Her yıl milyonlarca lira yatırıma rağmen plansızlık ve istişare olmaması nedeniyle okul kurum binalarının değiştirilip taşındığına dikkat çeken Söylemez, açıklamasını şöyle sürdürdü:
"Uzun vadeli düşünmeden ve tüm paydaşları işin içine katmadan alınan karardan bir yıl sonra vazgeçildiğine ve tekrar ani bir kararla okul müdürüne 3-5 gün içinde okulunu bu sefer şuraya taşıyacaksın telkinleri veliyi de, öğrenciyi de, öğretmeni de, okul idaresini de sıkıntıya sokmaktadır.”
Yılın Öğretmeni seçiminin Malatya’da komediye dönüştüğünü de ileri süren Söylemez, “Kıstasların net olduğu ve komisyonun yoğun çabası sonucu sıralama yapılmış ve en yüksek puanlı ismin bakanlığa bildirilmesi gerekirken 4. sıradaki isim Bakanlığa bildirilmiştir. Bakanlık ödül töreni gününe birkaç gün kala, yazımıza cevap verme sıkıntısı yaşanınca 1. olan meslektaşımızdan gitmek istemediğine dair dilekçe isim bildirildikten bir ay sonra alınmış, 2. sıradaki meslektaşımız gitmek isteyince her ilden 1,Malatya'dan 2 meslektaşımız Ankara'ya gönderilerek bir karmaşaya sebebiyet verilmiştir. Lütfen, adam kayırmadan işimizi kurallara göre yapalım ve eğitim çalışanları arasında barışa katkı sağlayalım" şeklinde konuştu.

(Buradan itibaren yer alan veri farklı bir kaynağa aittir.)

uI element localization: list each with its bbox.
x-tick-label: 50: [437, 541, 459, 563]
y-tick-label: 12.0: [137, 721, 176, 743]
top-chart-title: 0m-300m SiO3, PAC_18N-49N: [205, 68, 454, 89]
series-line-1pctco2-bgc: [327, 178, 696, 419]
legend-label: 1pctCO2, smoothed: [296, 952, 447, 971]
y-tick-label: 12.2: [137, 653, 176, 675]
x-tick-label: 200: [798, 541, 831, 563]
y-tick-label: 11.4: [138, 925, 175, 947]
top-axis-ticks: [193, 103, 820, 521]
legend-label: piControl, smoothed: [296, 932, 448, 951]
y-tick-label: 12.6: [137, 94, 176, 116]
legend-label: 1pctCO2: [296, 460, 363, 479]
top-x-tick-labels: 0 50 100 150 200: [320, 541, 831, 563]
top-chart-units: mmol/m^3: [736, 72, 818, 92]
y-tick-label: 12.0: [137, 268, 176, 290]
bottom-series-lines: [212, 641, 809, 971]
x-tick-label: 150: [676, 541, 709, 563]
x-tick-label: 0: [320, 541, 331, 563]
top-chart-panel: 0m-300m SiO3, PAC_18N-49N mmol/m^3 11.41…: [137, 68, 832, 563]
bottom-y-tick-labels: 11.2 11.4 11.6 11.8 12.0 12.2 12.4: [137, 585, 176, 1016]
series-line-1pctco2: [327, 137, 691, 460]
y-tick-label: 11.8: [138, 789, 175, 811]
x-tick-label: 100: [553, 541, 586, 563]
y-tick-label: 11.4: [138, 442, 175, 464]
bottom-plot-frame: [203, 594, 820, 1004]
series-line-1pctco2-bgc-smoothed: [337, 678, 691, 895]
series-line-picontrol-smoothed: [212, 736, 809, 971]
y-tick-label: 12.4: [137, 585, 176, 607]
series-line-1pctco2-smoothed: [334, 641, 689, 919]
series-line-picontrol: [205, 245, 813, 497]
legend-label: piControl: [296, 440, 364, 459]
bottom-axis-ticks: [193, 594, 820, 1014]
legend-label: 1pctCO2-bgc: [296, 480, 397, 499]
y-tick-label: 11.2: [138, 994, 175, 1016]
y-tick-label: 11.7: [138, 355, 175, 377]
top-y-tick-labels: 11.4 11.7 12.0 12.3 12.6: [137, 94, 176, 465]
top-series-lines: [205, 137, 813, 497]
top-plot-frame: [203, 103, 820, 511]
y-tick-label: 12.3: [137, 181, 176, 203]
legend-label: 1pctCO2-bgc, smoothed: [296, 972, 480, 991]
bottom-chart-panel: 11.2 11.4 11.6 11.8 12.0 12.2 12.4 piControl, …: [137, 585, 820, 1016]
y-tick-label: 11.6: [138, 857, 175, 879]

Öğrenciyi başarıya götürecek yöntemin öğretmenin moralini yüksek tutmaktan geçtiğine inandıklarını ifade eden Söylemez, "Öğretmene rağmen okul yöneticisi, okul yöneticine rağmen ilçe yöneticisi, ilçe yöneticisine rağmen il yöneticisi başarı elde edemez. O halde okul yöneticisi öğretmenin, İlçe yöneticisi okul yöneticisi ve öğretmenin, il yöneticisi de, ilçe yöneticisi, okul yöneticisi ve öğretmenin moral motivasyonuna katkı sağlamak zorundadır. Bir eğitim çalışanının dokuz doğrusunu görmeyip bir yanlış veya eksiğine takılıp moralini bozmanın iyi yönetici vasıflarından olmadığı kanaatindeyiz. Eğitimin hangi kademesinde olursa olsun her şahıs bir nefis taşımaktadır. Birbirimize görevimizi hatırlatmak ile hakaret etmeyi karıştıran yöneticileri daha dikkatli olmaya davet ediyoruz" diye konuştu.